A RETIREMENT village could be created to meet the needs of Wearside’s ageing population.
Landlord Housing 21 has put in plans for 104 apartments and 30 bungalows on the corner of Faber Road and Carley Hill Road, in Southwick, which will take in a section of land where Hahnemann Court once stood.
The firm has said the development, which would also include a convenience store, hair salon, and restaurant open to non-residents, will help meet the need for homes which offer extra care to the elderly.
Based on figures from Sunderland City Council, it is expecting to see a rise in over 65s to 59,500 by 2025, up from 38,700 in 1981 to 45,500 in 2005.
The oldest group, aged from 85, is predicted to almost double, from 4,100 to 8,000, with a 40 per cent increase expected in the number of older people with dementia by 2025.
As the council – like many others – has decided it will offer care to people in their own homes for longer with packages tailored to their needs, sparking a greater demand for suitable housing, with between 250 and 270 apartments needed each year for the next five years.
The properties, which developers have said will not form a care home, will give residents their own front door, with the apartments and bungalows to be designed with people who have high-care needs including dementia, physical disabilities, mobility difficulties, sensory issues and anxiety in mind, with each to be wheelchair accessible.
Twenty of the apartments would have one bedroom and the others two bedrooms, with the bungalows to also have two bedrooms.

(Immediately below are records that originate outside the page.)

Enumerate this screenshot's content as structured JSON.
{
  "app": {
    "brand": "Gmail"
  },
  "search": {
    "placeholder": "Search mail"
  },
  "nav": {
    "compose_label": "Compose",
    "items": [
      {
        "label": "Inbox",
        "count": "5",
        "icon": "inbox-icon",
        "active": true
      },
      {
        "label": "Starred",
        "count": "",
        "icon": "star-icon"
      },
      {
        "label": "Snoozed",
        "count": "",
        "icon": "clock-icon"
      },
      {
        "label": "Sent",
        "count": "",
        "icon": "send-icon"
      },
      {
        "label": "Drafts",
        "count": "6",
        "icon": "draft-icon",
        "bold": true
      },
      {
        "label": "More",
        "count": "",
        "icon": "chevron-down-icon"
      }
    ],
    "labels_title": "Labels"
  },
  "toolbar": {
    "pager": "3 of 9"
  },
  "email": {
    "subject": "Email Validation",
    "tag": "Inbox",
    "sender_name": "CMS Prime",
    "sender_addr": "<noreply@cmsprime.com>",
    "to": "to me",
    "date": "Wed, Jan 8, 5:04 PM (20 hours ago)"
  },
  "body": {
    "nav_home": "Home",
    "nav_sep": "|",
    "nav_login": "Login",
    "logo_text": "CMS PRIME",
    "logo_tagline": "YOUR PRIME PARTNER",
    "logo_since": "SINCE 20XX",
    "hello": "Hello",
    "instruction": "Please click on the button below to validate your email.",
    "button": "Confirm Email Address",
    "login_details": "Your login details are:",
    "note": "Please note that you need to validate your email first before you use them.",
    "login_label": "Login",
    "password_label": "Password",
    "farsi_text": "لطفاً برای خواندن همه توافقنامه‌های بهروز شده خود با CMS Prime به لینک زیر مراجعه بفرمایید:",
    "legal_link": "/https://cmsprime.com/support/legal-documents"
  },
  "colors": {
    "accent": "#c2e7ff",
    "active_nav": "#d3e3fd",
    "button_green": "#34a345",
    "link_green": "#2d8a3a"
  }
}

Some of the homes will be available to buy and others to be rented at affordable rates agreed with the council, with lounges, treatment rooms, office space for staff, an electric buggy and charging room, laundry room, guest suites and gardens with seats also included in the plan.
The bungalows would have their own private outside area and parking spaces also feature.
Housing 21’s application states: “The scheme with its facilities and services will become the heart of the community and people with a range of needs across all ages will be able to take advantage of the benefits of the scheme.
“The development will enhance the social life of those living in and around the scheme.
“Indeed, the communal areas are open to use by the public in addition to the elderly community within the area.”
The plans have been submitted to the council, but a decision is yet to be made.
Ward councillor Christine Shattock has told planners she has no objection to the proposals and “will be pleased to see this going ahead.”